Change in Pediatric Extrapolation of Efficacy from Adults
- Authors:
- Center:
-
Contributing OfficeCenter for Drug Evaluation and Research
Abstract
Background
Pediatric drug development has been a challenge for drug manufacturers due to the relatively small patient population and the need for robust and interpretable studies. Notably, drug manufacturers have difficulty providing enough evidence of efficacy from adequate and well-controlled studies in children. In 1994 the FDA introduced the concept of extrapolation which stated that pediatric efficacy can be supported by efficacy data in adult trials with sufficient safety data. The concept of extrapolation has evolved to a more evidence-based approach.

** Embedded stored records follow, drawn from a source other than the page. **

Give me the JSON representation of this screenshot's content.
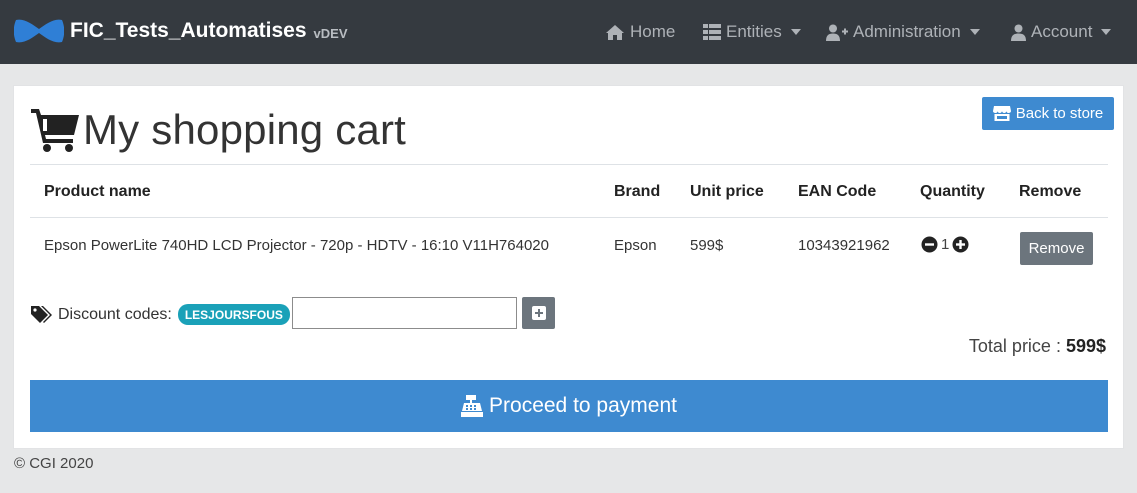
{
  "navbar": {
    "title": "FIC_Tests_Automatises",
    "version": "vDEV",
    "items": [
      {
        "label": "Home",
        "icon": "home-icon"
      },
      {
        "label": "Entities",
        "icon": "th-list-icon"
      },
      {
        "label": "Administration",
        "icon": "user-plus-icon"
      },
      {
        "label": "Account",
        "icon": "user-icon"
      }
    ]
  },
  "page": {
    "title": "My shopping cart",
    "back_label": "Back to store"
  },
  "table": {
    "headers": [
      "Product name",
      "Brand",
      "Unit price",
      "EAN Code",
      "Quantity",
      "Remove"
    ],
    "rows": [
      {
        "product": "Epson PowerLite 740HD LCD Projector - 720p - HDTV - 16:10 V11H764020",
        "brand": "Epson",
        "price": "599$",
        "ean": "10343921962",
        "quantity": "1",
        "remove_label": "Remove"
      }
    ]
  },
  "discount": {
    "label": "Discount codes:",
    "code": "LESJOURSFOUS",
    "input_value": ""
  },
  "total": {
    "label": "Total price : ",
    "value": "599$"
  },
  "payment": {
    "label": "Proceed to payment"
  },
  "footer": {
    "text": "© CGI 2020"
  },
  "colors": {
    "navbar": "#353a40",
    "primary": "#3e8ad0",
    "secondary": "#6c757d",
    "badge": "#1aa1b8"
  }
}
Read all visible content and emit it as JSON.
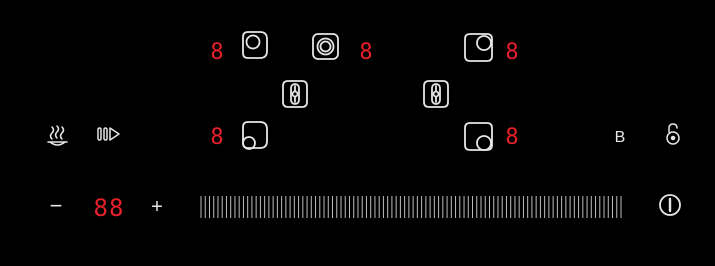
{
  "panel": {
    "zones": [
      {
        "id": "rear-left",
        "level": "8"
      },
      {
        "id": "rear-center",
        "level": "8"
      },
      {
        "id": "rear-right",
        "level": "8"
      },
      {
        "id": "front-left",
        "level": "8"
      },
      {
        "id": "front-right",
        "level": "8"
      }
    ],
    "bridge_icons": [
      "bridge-left-icon",
      "bridge-right-icon"
    ],
    "keep_warm_icon": "keep-warm-icon",
    "pause_icon": "pause-play-icon",
    "boost_label": "B",
    "lock_icon": "lock-icon",
    "timer": {
      "minus": "−",
      "plus": "+",
      "value": "88"
    },
    "slider": {
      "ticks": 100,
      "level": 0
    },
    "power_icon": "power-icon",
    "colors": {
      "background": "#000000",
      "icon": "#e6e6e6",
      "digit": "#e8202b",
      "slider": "#bdbdbd"
    }
  }
}
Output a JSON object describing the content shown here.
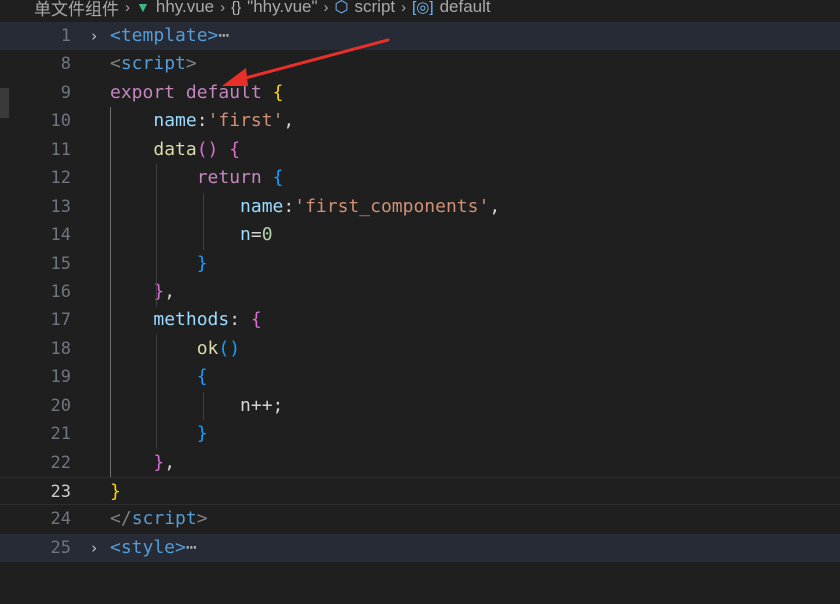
{
  "breadcrumb": {
    "folder": "单文件组件",
    "file": "hhy.vue",
    "object_path": "\"hhy.vue\"",
    "section": "script",
    "symbol": "default"
  },
  "lines": [
    {
      "n": "1",
      "fold": "›",
      "tokens": [
        [
          "tag",
          "<template>"
        ],
        [
          "ellipsis",
          "⋯"
        ]
      ]
    },
    {
      "n": "8",
      "fold": "",
      "tokens": [
        [
          "punct",
          "<"
        ],
        [
          "tag",
          "script"
        ],
        [
          "punct",
          ">"
        ]
      ]
    },
    {
      "n": "9",
      "fold": "",
      "tokens": [
        [
          "kw-ctrl",
          "export"
        ],
        [
          "plain",
          " "
        ],
        [
          "kw-ctrl",
          "default"
        ],
        [
          "plain",
          " "
        ],
        [
          "br1",
          "{"
        ]
      ]
    },
    {
      "n": "10",
      "fold": "",
      "tokens": [
        [
          "plain",
          "    "
        ],
        [
          "prop",
          "name"
        ],
        [
          "plain",
          ":"
        ],
        [
          "str",
          "'first'"
        ],
        [
          "plain",
          ","
        ]
      ]
    },
    {
      "n": "11",
      "fold": "",
      "tokens": [
        [
          "plain",
          "    "
        ],
        [
          "fn",
          "data"
        ],
        [
          "br2",
          "()"
        ],
        [
          "plain",
          " "
        ],
        [
          "br2",
          "{"
        ]
      ]
    },
    {
      "n": "12",
      "fold": "",
      "tokens": [
        [
          "plain",
          "        "
        ],
        [
          "kw-ctrl",
          "return"
        ],
        [
          "plain",
          " "
        ],
        [
          "br3",
          "{"
        ]
      ]
    },
    {
      "n": "13",
      "fold": "",
      "tokens": [
        [
          "plain",
          "            "
        ],
        [
          "prop",
          "name"
        ],
        [
          "plain",
          ":"
        ],
        [
          "str",
          "'first_components'"
        ],
        [
          "plain",
          ","
        ]
      ]
    },
    {
      "n": "14",
      "fold": "",
      "tokens": [
        [
          "plain",
          "            "
        ],
        [
          "prop",
          "n"
        ],
        [
          "plain",
          "="
        ],
        [
          "num",
          "0"
        ]
      ]
    },
    {
      "n": "15",
      "fold": "",
      "tokens": [
        [
          "plain",
          "        "
        ],
        [
          "br3",
          "}"
        ]
      ]
    },
    {
      "n": "16",
      "fold": "",
      "tokens": [
        [
          "plain",
          "    "
        ],
        [
          "br2",
          "}"
        ],
        [
          "plain",
          ","
        ]
      ]
    },
    {
      "n": "17",
      "fold": "",
      "tokens": [
        [
          "plain",
          "    "
        ],
        [
          "prop",
          "methods"
        ],
        [
          "plain",
          ": "
        ],
        [
          "br2",
          "{"
        ]
      ]
    },
    {
      "n": "18",
      "fold": "",
      "tokens": [
        [
          "plain",
          "        "
        ],
        [
          "fn",
          "ok"
        ],
        [
          "br3",
          "()"
        ]
      ]
    },
    {
      "n": "19",
      "fold": "",
      "tokens": [
        [
          "plain",
          "        "
        ],
        [
          "br3",
          "{"
        ]
      ]
    },
    {
      "n": "20",
      "fold": "",
      "tokens": [
        [
          "plain",
          "            "
        ],
        [
          "plain",
          "n++;"
        ]
      ]
    },
    {
      "n": "21",
      "fold": "",
      "tokens": [
        [
          "plain",
          "        "
        ],
        [
          "br3",
          "}"
        ]
      ]
    },
    {
      "n": "22",
      "fold": "",
      "tokens": [
        [
          "plain",
          "    "
        ],
        [
          "br2",
          "}"
        ],
        [
          "plain",
          ","
        ]
      ]
    },
    {
      "n": "23",
      "fold": "",
      "tokens": [
        [
          "br1",
          "}"
        ]
      ]
    },
    {
      "n": "24",
      "fold": "",
      "tokens": [
        [
          "punct",
          "</"
        ],
        [
          "tag",
          "script"
        ],
        [
          "punct",
          ">"
        ]
      ]
    },
    {
      "n": "25",
      "fold": "›",
      "tokens": [
        [
          "tag",
          "<style>"
        ],
        [
          "ellipsis",
          "⋯"
        ]
      ]
    }
  ],
  "colors": {
    "background": "#1f1f1f",
    "annotation_arrow": "#e8302a"
  }
}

The FDA’s Guidance for Industry: Demonstrating Evidence of Effectiveness for Human Drug and Biological Products (December 2019) states “In this case, the scientific evidence may include, for example, evidence supporting a conclusion of similar disease course and pathophysiologic basis in adult and pediatric populations, and similar pharmacologic activity of the drug in adults and children (e.g., similar concentration-response relationships), as well as similar blood levels of the drug in adults and children. “ By taking into consideration the course of the disease, response to treatment, and exposure-response relations of the drug, sponsors can determine when to extrapolate and what types of studies should be conducted to support efficacy.
Objective
In this study, we examined pediatric extrapolation from 2015 to 2020 to evaluate the use of extrapolation in FDA pediatric drug submissions and examine the reasons for its use.
Methods
A review was done for BPCA and PREA applications from the FDA’s pediatrics page to include all applications submitted after 2015 according to the PDUFA date. Information regarding extrapolation was obtained from each product’s medical, clinical pharmacology, and statistical reviews. Assessment of whether extrapolation of efficacy from adult trials to other pediatric populations was done. Additionally, we also recorded if extrapolation was done in between pediatric subpopulations (neonates, infants, children, and adolescents), as defined by the FDA. Extrapolation of data was then categorized into Complete, Partial, or No extrapolation. Any changes in extrapolation assumptions and the causes for these changes since prior analyses published in 2017 and 2011 were noted.
Results
From 2015 to 2020, 417 reviews of clinical studies were submitted for 230 products. In comparison to previous reports from the FDA regarding pediatric extrapolation of efficacy, the use of the category “partial extrapolation” has diminished and has been replaced by movement toward both full extrapolation of efficacy and no extrapolation.
Conclusions
Over the last decade, the FDA has gained a better understanding of extrapolation and has modified its approach to maximize the efficiency of pediatric drug development programs. Although the approach toward extrapolation is still being refined, extrapolation has shown to be a powerful tool to streamline pediatric drug development and increase the number of products labeled for pediatric use.